When it comes to buying a business, whether it is an insolvent business or not, three aspects of due diligence require your attention. These are:
- Legal due diligence – this clears most of the points discussed above. It deals with the legality of the sale and addresses all of the litigation and regulatory issues you might have.
- Financial due diligence – since you are dealing with a company in financial difficulty, you want to understand what parts of the finances led to the failure. Make sure you understand the liabilities that may transfer to you, while also focusing on the finances that worked and didn’t work in the business.
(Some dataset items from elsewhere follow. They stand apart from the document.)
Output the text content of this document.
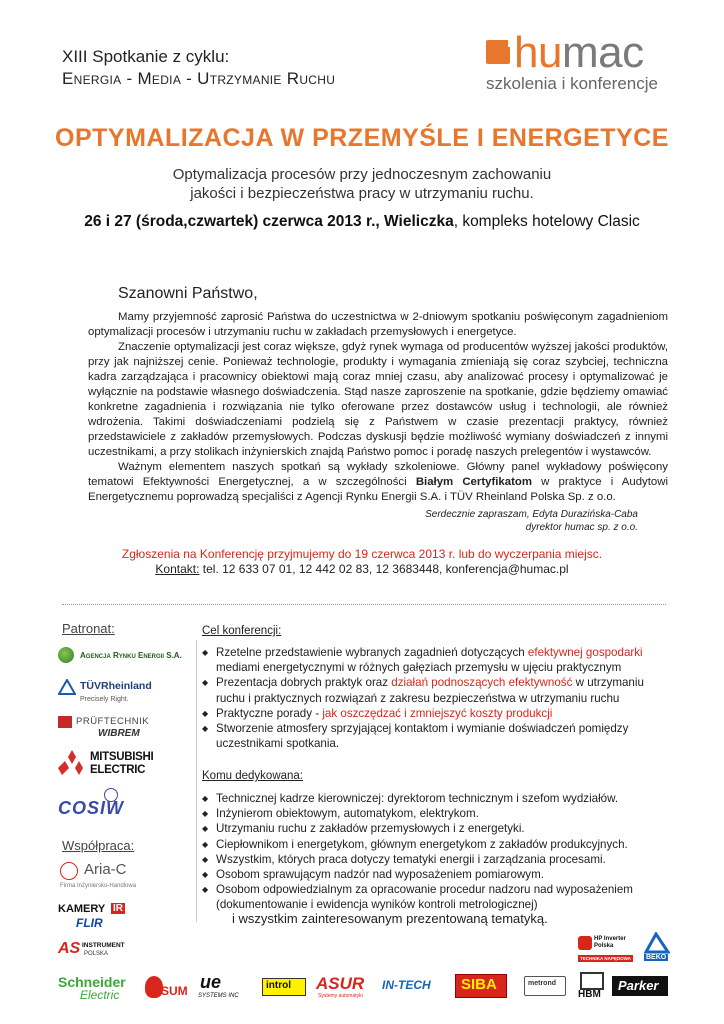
XIII Spotkanie z cyklu:
Energia - Media - Utrzymanie Ruchu
humac
szkolenia i konferencje
OPTYMALIZACJA W PRZEMYŚLE I ENERGETYCE
Optymalizacja procesów przy jednoczesnym zachowaniu
jakości i bezpieczeństwa pracy w utrzymaniu ruchu.
26 i 27 (środa,czwartek) czerwca 2013 r., Wieliczka, kompleks hotelowy Clasic
Szanowni Państwo,

Mamy przyjemność zaprosić Państwa do uczestnictwa w 2-dniowym spotkaniu poświęconym zagadnieniom optymalizacji procesów i utrzymaniu ruchu w zakładach przemysłowych i energetyce.

Znaczenie optymalizacji jest coraz większe, gdyż rynek wymaga od producentów wyższej jakości produktów, przy jak najniższej cenie. Ponieważ technologie, produkty i wymagania zmieniają się coraz szybciej, techniczna kadra zarządzająca i pracownicy obiektowi mają coraz mniej czasu, aby analizować procesy i optymalizować je wyłącznie na podstawie własnego doświadczenia. Stąd nasze zaproszenie na spotkanie, gdzie będziemy omawiać konkretne zagadnienia i rozwiązania nie tylko oferowane przez dostawców usług i technologii, ale również wdrożenia. Takimi doświadczeniami podzielą się z Państwem w czasie prezentacji praktycy, również przedstawiciele z zakładów przemysłowych. Podczas dyskusji będzie możliwość wymiany doświadczeń z innymi uczestnikami, a przy stolikach inżynierskich znajdą Państwo pomoc i poradę naszych prelegentów i wystawców.

Ważnym elementem naszych spotkań są wykłady szkoleniowe. Główny panel wykładowy poświęcony tematowi Efektywności Energetycznej, a w szczególności Białym Certyfikatom w praktyce i Audytowi Energetycznemu poprowadzą specjaliści z Agencji Rynku Energii S.A. i TÜV Rheinland Polska Sp. z o.o.

Serdecznie zapraszam, Edyta Durazińska-Caba
dyrektor humac sp. z o.o.
Zgłoszenia na Konferencję przyjmujemy do 19 czerwca 2013 r. lub do wyczerpania miejsc.
Kontakt: tel. 12 633 07 01, 12 442 02 83, 12 3683448, konferencja@humac.pl
Patronat:
Agencja Rynku Energii S.A.
TÜVRheinland
Precisely Right.
PRÜFTECHNIK
WIBREM
MITSUBISHI
ELECTRIC
COSIW
Współpraca:
Aria-C
Firma Inżyniersko-Handlowa
KAMERY IR
FLIR
AS INSTRUMENT
POLSKA
Cel konferencji:
◆ Rzetelne przedstawienie wybranych zagadnień dotyczących efektywnej gospodarki mediami energetycznymi w różnych gałęziach przemysłu w ujęciu praktycznym
◆ Prezentacja dobrych praktyk oraz działań podnoszących efektywność w utrzymaniu ruchu i praktycznych rozwiązań z zakresu bezpieczeństwa w utrzymaniu ruchu
◆ Praktyczne porady - jak oszczędzać i zmniejszyć koszty produkcji
◆ Stworzenie atmosfery sprzyjającej kontaktom i wymianie doświadczeń pomiędzy uczestnikami spotkania.
Komu dedykowana:
◆ Technicznej kadrze kierowniczej: dyrektorom technicznym i szefom wydziałów.
◆ Inżynierom obiektowym, automatykom, elektrykom.
◆ Utrzymaniu ruchu z zakładów przemysłowych i z energetyki.
◆ Ciepłownikom i energetykom, głównym energetykom z zakładów produkcyjnych.
◆ Wszystkim, których praca dotyczy tematyki energii i zarządzania procesami.
◆ Osobom sprawującym nadzór nad wyposażeniem pomiarowym.
◆ Osobom odpowiedzialnym za opracowanie procedur nadzoru nad wyposażeniem (dokumentowanie i ewidencja wyników kontroli metrologicznej)
i wszystkim zainteresowanym prezentowaną tematyką.
HP Inverter Polska
TECHNIKA NAPĘDOWA BEKO
Schneider
Electric	SUM ue
SYSTEMS INC
introl ASUR
Systemy automatyki
IN-TECH SIBA	metrond
HBM
Parker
- Commercial due diligence – it is crucial to understand what type of market is available for the business, while also mapping out the competition. You must be able to identify the market share you can aim for and pay attention to the problems the company might have had in the sector.
Make sure you are aware of all the responsibilities you have after the business is transferred to you. This might include legal paperwork to ensure you have the rights to do business; for example, if the business operates in the food industry, you would need special paperwork. But also in terms of the employees and previous clients. You don’t want to have any surprises as you start building up the business.
Construct a plan to turn the business around
Finally, you should always approach the process with a proper plan for once you acquire the company. Essentially, you can’t start a business by buying an insolvent business without a proper business plan in place.
An efficient plan is especially important in cases of acquiring an insolvent business. When you are faced with a company that has already failed, you need to know how to avoid the previous management did. Therefore, take time to understand what happened in the business and the decisions and routes that led to its downfall.
You are likely going to implement some changes to the way the business operates. Some of these ideas you might have prepared before you start searching for the company. Even if you are buying an insolvent business, you shouldn’t shy away from implementing your own vision.
Additionally, you’ll learn more about the specific business as you research it and conduct due diligence. Make sure you implement these findings in your business plan as well. Some aspects of the business are unlikely going to be broken and it can be sensible to take advantage of things that work in the business.
If you’ve found during the due diligence that previous contracts will dissolve, you need to check with the third parties whether they’d be willing to continue working with you. Understanding what your client and subcontractor base consists of after the sale can be the key to success.